Meu amigo me esperava em frente ao hotel. Com ele estava um careca. Como achei que o sujeito era seu colega de trabalho, perguntei se não queria vir conosco. Ele aceitou.

No bar, a confusão foi esclarecida.  Meu amigo desceu para fumar um cigarro e ali estava o nosso convidado, que mora no hotel há seis meses. Um pediu fogo ao outro e então eu cheguei. Sequer sabiam seus nomes.

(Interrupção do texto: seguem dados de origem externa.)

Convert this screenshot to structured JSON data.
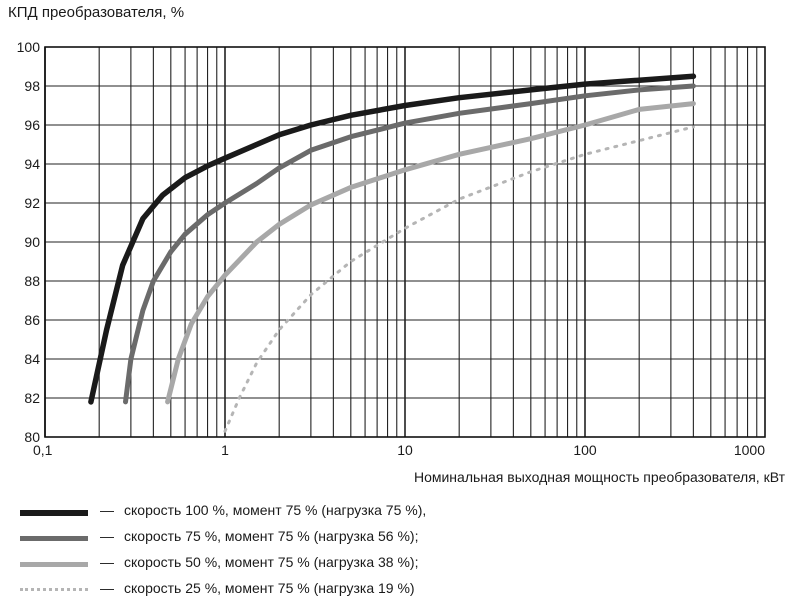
{
  "chart_data": {
    "type": "line",
    "title": "КПД преобразователя, %",
    "xlabel": "Номинальная выходная мощность преобразователя, кВт",
    "ylabel": "КПД преобразователя, %",
    "x_scale": "log",
    "xlim": [
      0.1,
      1000
    ],
    "ylim": [
      80,
      100
    ],
    "x_ticks": [
      "0,1",
      "1",
      "10",
      "100",
      "1000"
    ],
    "y_ticks": [
      "80",
      "82",
      "84",
      "86",
      "88",
      "90",
      "92",
      "94",
      "96",
      "98",
      "100"
    ],
    "grid": true,
    "legend_position": "bottom",
    "series": [
      {
        "name": "скорость  100 %, момент 75 % (нагрузка 75 %),",
        "color": "#1a1a1a",
        "style": "solid-thick",
        "x": [
          0.18,
          0.22,
          0.27,
          0.35,
          0.45,
          0.6,
          0.8,
          1,
          1.5,
          2,
          3,
          5,
          10,
          20,
          50,
          100,
          200,
          400
        ],
        "y": [
          81.8,
          85.5,
          88.8,
          91.2,
          92.4,
          93.3,
          93.9,
          94.3,
          95.0,
          95.5,
          96.0,
          96.5,
          97.0,
          97.4,
          97.8,
          98.1,
          98.3,
          98.5
        ]
      },
      {
        "name": "скорость  75 %, момент 75 % (нагрузка 56 %);",
        "color": "#6b6b6b",
        "style": "solid",
        "x": [
          0.28,
          0.3,
          0.35,
          0.4,
          0.5,
          0.6,
          0.8,
          1,
          1.5,
          2,
          3,
          5,
          10,
          20,
          50,
          100,
          200,
          400
        ],
        "y": [
          81.8,
          84.0,
          86.5,
          88.0,
          89.5,
          90.4,
          91.4,
          92.0,
          93.0,
          93.8,
          94.7,
          95.4,
          96.1,
          96.6,
          97.1,
          97.5,
          97.8,
          98.0
        ]
      },
      {
        "name": "скорость  50 %, момент 75 % (нагрузка 38 %);",
        "color": "#a8a8a8",
        "style": "solid",
        "x": [
          0.48,
          0.55,
          0.65,
          0.8,
          1,
          1.5,
          2,
          3,
          5,
          10,
          20,
          50,
          100,
          200,
          400
        ],
        "y": [
          81.8,
          84.0,
          85.8,
          87.2,
          88.3,
          90.0,
          90.9,
          91.9,
          92.8,
          93.7,
          94.5,
          95.3,
          96.0,
          96.8,
          97.1
        ]
      },
      {
        "name": "скорость  25 %, момент 75 % (нагрузка 19 %)",
        "color": "#b5b5b5",
        "style": "dotted",
        "x": [
          1,
          1.2,
          1.5,
          2,
          3,
          5,
          10,
          20,
          50,
          100,
          200,
          400
        ],
        "y": [
          80.3,
          82.0,
          83.8,
          85.5,
          87.3,
          89.0,
          90.7,
          92.2,
          93.6,
          94.5,
          95.2,
          95.9
        ]
      }
    ]
  },
  "legend": {
    "dash": "—"
  }
}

Durante as quatro horas que estivemos comendo e bebendo, o desconhecido nos contou sua vida. Tentarei fazer um resumo do que escutei, com o cuidado de omitir as partes mais fantásticas (vi nos olhos dele que era tudo verdade, mas sinto que o leitor não iria acreditar).

“Saí de casa aos 17 anos para conhecer o mundo. Aos 22, virei marinheiro para combater meu maior medo. Um dia eu estava com uma namorada na praia e  ela me perguntou qual era meu maior medo. Eu falei que era o mar. Percebi que precisava superar isso.

“Na primeira vez que entrei em um navio, passei 77 dias viajando – só quatro deles em terra. Nessa viagem, enfrentei uma tormenta com ondas de 30 metros, no Caribe. Pensei que era só mais uma, mas quando vi o capitão de salva-vidas, me assustei. Foi a pior que enfrentei. Sete anos depois, esse mesmo barco, com o mesmo capitão, naufragou nesse mesmo lugar.

“Estive em três oceanos e uma centena de cidades. Na Coreia do Norte, meu barco quase foi afundado pela marinha. Conheci piratas, passei semanas dentro de um barco fugindo  de um ex-campeão de boxe que queria me bater de qualquer maneira, e  vi peixes e lugares indescritíveis.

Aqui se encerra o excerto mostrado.